Contracting officers at federal agencies would face a two-year ban on receiving any compensation from companies to which they played a role in awarding a federal contract. That would double the current cooling-off period, as well as add any affiliates and subcontractors associated with those companies. Procurement officials would also have to report any job offers their relatives receive from companies to which they have awarded contracts. Employees would face a two-year ban on any involvement with contracts involving former employers.
The bill would also serve as a reauthorization measure for the Office of Government Ethics. It would make it harder for the president to fire the office's director. It would also give the agency more leeway in launching and conducting investigations and more teeth in enforcement, including through disciplinary action for ethics violators.
The measure would double the prohibition on senior officials in the Executive Schedule from attempting to influence employees at their former agencies from one year to two. It includes a “sense of the Congress” that the president and vice president should be subject to federal conflict of interest laws and would prohibit the president from contracting with the government.
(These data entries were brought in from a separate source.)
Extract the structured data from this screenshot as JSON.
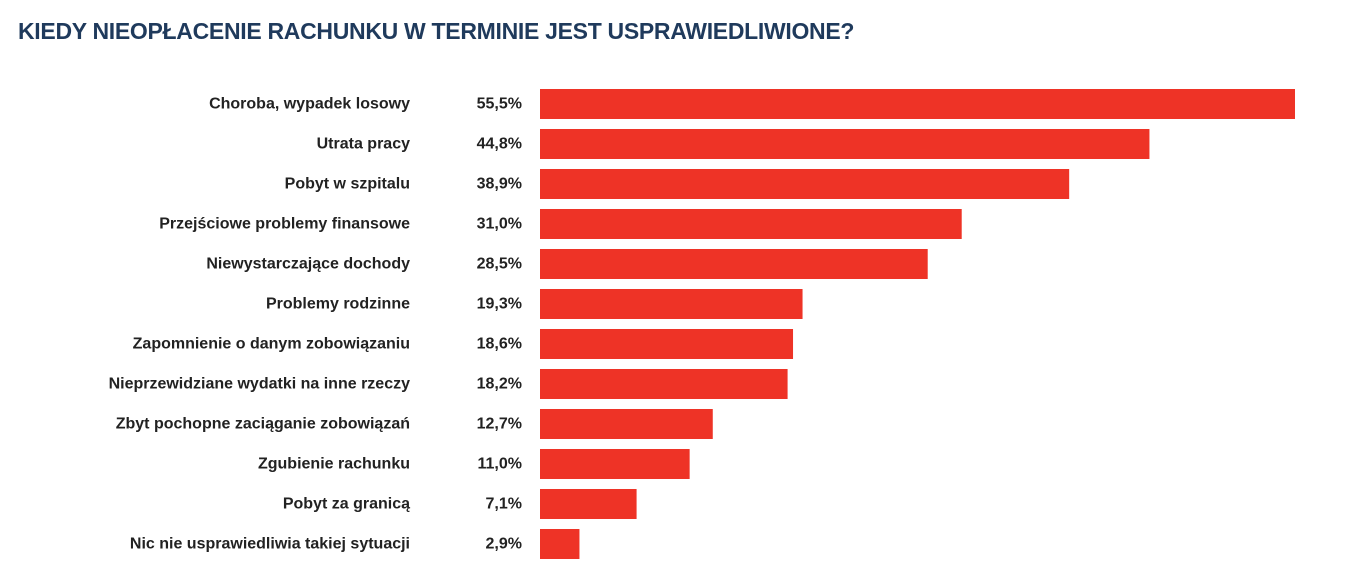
{
  "chart_data": {
    "type": "bar",
    "orientation": "horizontal",
    "title": "KIEDY NIEOPŁACENIE RACHUNKU W TERMINIE JEST USPRAWIEDLIWIONE?",
    "categories": [
      "Choroba, wypadek losowy",
      "Utrata pracy",
      "Pobyt w szpitalu",
      "Przejściowe problemy finansowe",
      "Niewystarczające dochody",
      "Problemy rodzinne",
      "Zapomnienie o danym zobowiązaniu",
      "Nieprzewidziane wydatki na inne rzeczy",
      "Zbyt pochopne zaciąganie zobowiązań",
      "Zgubienie rachunku",
      "Pobyt za granicą",
      "Nic nie usprawiedliwia takiej sytuacji"
    ],
    "values": [
      55.5,
      44.8,
      38.9,
      31.0,
      28.5,
      19.3,
      18.6,
      18.2,
      12.7,
      11.0,
      7.1,
      2.9
    ],
    "value_labels": [
      "55,5%",
      "44,8%",
      "38,9%",
      "31,0%",
      "28,5%",
      "19,3%",
      "18,6%",
      "18,2%",
      "12,7%",
      "11,0%",
      "7,1%",
      "2,9%"
    ],
    "unit": "%",
    "xlim": [
      0,
      55.5
    ],
    "xlabel": "",
    "ylabel": "",
    "grid": false,
    "legend": "none",
    "bar_color": "#ee3326",
    "title_color": "#1f3a5c",
    "text_color": "#222222"
  }
}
The Trump Organization’s contract with the General Services Administration to operate a hotel out of the Old Post Office Building in Washington, D.C., has been subject to much controversy and multiple investigations.
Citizens for Responsibility and Ethics in Washington, which has repeatedly sued Trump and members of his administration over allegations of conflicts of interest, praised the measure as a “tremendous step in the right direction” but said in some areas, the measure did not go far enough. The measure should have done more to override Trump’s decision to allow his business to continue to operate while in office, CREW Executive Director Noah Bookbinder said.
“That decision has resonated throughout his administration, creating constant risks that the president’s own decision-making will be affected by his financial interests; exposing thousands of federal government employees to corruption risks as they are forced to interact with his businesses; and setting a tone from the top that has allowed his Cabinet members and other senior appointees, including his own relatives, to ignore their own ethical obligations,” Bookbinder said.
Rep. John Sarbanes, D-Md., the bill’s lead author, said Democrats' sweeping House victories in November were in part due to their promise to clean up corruption in Washington.
“The bold, transformative set of reforms that we introduced today will strengthen our democracy and return political power to the people by making it easier, not harder, to vote, ending the dominance of big money in our politics and ensuring that public officials actually serve the public,” Sarbanes said.